My personal belief is that my role is never to select or dictate a patient’s treatment plan, but instead to provide the options that I think are acceptable and then present the pros and cons of each plan. For him, I presented a new FPD as one option, but used the literature to show him how much risk there is in redoing an FPD that has already failed with a new one on the lateral with a post and core. In addition, I presented the implant option, which in my opinion was far preferable. He wasn’t swayed by my proposal.

Realizing that, for either option, I needed to remove the existing FPD and make a provisional, I convinced him to let me do that. I could then further assess the right lateral condition, but also find out if the left lateral was actually un-cemented or if the prep was fractured. He agreed to let me remove the FPD and place the provisional, assuming we would move forward with a new FPD. Below are photos of his existing FPD pre-treatment and what I found after removal. Note how minimal the ferrule is on the right lateral.

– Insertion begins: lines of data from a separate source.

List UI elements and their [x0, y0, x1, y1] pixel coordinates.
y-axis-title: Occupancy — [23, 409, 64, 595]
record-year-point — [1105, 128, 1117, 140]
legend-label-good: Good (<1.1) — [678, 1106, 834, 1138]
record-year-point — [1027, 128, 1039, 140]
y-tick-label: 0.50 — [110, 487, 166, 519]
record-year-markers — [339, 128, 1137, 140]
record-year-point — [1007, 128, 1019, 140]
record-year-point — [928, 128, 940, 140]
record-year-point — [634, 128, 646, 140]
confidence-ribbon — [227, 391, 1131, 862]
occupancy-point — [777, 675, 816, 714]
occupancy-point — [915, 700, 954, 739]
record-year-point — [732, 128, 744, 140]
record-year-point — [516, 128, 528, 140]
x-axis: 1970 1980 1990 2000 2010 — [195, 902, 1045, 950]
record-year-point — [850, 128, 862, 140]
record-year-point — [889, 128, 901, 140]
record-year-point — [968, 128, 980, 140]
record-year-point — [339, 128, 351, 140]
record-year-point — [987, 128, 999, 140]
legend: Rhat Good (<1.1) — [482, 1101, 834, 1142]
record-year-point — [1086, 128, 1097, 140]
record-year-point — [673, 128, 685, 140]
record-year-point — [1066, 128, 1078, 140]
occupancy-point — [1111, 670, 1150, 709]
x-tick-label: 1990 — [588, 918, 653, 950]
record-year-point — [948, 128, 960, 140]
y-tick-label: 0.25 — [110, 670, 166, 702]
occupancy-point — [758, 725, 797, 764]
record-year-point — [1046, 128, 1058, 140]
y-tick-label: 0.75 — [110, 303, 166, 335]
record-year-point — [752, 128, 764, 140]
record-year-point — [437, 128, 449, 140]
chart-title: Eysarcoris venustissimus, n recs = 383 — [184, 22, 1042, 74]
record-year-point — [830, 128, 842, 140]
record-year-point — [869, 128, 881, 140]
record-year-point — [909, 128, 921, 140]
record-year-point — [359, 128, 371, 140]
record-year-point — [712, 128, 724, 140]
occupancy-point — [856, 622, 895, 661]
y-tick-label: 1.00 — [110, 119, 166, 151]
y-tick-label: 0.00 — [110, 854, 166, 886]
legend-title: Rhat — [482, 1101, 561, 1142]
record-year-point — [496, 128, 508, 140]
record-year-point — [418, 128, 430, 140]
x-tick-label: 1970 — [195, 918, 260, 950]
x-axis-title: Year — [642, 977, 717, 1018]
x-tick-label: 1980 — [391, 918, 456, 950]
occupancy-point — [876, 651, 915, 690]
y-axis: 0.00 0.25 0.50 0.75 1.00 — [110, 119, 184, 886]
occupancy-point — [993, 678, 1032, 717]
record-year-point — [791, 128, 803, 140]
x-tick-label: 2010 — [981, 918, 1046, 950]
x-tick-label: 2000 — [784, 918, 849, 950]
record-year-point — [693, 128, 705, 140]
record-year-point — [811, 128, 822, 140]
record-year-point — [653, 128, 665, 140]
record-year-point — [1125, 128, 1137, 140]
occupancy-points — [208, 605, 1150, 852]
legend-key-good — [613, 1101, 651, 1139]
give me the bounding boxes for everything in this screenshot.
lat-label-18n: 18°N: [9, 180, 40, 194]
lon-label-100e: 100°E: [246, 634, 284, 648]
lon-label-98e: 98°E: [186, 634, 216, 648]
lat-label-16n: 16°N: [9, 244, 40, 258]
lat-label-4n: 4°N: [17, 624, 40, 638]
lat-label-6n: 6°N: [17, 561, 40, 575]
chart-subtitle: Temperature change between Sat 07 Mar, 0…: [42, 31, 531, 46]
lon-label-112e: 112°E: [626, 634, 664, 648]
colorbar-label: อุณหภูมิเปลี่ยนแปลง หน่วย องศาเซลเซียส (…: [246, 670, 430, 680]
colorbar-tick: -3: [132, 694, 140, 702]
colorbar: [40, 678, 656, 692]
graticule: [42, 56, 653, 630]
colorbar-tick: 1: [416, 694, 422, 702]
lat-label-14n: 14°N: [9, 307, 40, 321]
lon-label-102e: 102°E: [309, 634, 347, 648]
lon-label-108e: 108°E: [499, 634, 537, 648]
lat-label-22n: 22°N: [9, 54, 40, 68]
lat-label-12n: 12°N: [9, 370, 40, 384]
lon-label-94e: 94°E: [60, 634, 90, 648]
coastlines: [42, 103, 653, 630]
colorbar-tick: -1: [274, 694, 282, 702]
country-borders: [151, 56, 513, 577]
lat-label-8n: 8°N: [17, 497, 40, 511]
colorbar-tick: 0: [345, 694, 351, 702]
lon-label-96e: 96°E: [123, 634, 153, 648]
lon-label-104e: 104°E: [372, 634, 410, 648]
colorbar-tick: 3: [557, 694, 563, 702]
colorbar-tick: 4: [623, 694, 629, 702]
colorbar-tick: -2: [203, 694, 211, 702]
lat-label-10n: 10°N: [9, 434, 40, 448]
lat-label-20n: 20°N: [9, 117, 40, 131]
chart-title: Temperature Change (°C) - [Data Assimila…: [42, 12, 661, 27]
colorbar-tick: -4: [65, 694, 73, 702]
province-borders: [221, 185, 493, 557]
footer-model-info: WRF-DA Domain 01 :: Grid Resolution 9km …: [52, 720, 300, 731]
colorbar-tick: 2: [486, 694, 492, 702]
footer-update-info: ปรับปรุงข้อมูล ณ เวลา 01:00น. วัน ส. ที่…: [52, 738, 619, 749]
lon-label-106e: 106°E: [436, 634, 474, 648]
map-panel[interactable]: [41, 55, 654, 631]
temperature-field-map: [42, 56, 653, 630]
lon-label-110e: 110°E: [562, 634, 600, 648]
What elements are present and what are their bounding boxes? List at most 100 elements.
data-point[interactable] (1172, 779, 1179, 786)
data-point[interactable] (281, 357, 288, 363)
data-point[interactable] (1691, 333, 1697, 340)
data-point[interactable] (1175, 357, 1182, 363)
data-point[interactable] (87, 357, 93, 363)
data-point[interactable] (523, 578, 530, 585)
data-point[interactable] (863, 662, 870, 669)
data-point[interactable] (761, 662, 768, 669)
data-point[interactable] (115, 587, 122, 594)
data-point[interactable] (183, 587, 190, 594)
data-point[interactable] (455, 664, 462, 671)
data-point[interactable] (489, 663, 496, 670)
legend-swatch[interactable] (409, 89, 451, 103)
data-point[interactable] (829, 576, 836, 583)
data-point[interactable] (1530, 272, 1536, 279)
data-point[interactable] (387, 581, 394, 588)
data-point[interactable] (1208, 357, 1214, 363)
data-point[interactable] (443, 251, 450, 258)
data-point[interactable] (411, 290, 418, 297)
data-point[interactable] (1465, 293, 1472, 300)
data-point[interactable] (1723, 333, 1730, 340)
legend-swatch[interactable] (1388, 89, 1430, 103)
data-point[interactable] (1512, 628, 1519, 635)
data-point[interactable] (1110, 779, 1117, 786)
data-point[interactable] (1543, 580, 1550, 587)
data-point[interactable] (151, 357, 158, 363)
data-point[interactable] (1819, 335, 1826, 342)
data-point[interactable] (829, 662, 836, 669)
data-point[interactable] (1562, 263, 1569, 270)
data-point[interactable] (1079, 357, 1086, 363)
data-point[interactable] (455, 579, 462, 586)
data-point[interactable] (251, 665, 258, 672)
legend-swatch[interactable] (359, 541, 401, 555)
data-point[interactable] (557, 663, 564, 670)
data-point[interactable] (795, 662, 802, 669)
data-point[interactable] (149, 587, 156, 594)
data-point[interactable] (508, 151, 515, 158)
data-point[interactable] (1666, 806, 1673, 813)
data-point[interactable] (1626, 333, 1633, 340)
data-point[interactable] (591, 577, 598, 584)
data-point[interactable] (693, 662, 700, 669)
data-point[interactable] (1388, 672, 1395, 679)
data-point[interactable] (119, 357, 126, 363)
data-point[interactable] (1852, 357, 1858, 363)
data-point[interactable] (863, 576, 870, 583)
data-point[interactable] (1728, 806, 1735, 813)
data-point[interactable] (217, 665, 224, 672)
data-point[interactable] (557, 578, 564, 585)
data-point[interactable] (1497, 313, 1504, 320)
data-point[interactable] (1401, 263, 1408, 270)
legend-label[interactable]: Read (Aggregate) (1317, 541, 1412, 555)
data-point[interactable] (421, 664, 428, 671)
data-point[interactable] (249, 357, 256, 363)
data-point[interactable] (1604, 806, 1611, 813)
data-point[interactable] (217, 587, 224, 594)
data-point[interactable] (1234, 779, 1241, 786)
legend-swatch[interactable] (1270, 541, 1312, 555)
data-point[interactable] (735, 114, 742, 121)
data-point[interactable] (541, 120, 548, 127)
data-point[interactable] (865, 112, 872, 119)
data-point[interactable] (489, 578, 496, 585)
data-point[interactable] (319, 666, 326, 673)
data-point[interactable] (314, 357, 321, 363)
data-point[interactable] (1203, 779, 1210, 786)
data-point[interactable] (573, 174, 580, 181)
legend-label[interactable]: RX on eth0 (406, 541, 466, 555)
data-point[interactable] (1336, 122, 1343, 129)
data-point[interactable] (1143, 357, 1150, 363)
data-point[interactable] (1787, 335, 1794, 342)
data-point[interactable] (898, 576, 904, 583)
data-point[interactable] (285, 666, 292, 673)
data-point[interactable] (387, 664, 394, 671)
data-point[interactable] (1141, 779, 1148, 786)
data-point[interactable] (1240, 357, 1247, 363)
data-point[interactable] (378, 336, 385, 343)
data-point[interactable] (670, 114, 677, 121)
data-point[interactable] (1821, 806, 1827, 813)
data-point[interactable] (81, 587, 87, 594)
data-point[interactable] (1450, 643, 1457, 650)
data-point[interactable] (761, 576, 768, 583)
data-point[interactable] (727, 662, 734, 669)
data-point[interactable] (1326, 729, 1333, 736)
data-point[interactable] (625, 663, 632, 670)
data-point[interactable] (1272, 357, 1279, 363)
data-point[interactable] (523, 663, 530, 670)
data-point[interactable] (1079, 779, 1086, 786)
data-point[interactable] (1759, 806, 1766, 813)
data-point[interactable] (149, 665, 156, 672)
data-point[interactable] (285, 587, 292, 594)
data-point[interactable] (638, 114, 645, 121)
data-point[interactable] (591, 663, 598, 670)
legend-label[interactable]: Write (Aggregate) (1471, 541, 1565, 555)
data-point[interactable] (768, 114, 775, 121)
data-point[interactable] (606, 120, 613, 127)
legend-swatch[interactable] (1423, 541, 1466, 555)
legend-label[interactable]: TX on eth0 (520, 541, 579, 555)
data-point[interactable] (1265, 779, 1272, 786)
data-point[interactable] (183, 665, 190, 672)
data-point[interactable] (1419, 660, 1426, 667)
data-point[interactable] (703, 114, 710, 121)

I took the photos of the preps you see above and walked him through what I saw, emphasizing again the high risk of doing another FPD as opposed to the implant. Ultimately, he agreed to see a surgeon for a consultation of what was involved and what the cost was for the implant, and in the end chose to go through with the surgery and implant placement. In my opinion, this would have been a very high-risk case to simply redo the FPD.


Clin Oral Implants Res. 2007 Jun;18 Suppl 3:63-72. Ante's (1926) law revisited: a systematic review on survival rates and complications of fixed dental prostheses (FDPs) on severely reduced periodontal tissue support. Lulic M1, Bragger U, Lang NP, Zwahlen  M, Salvi GE.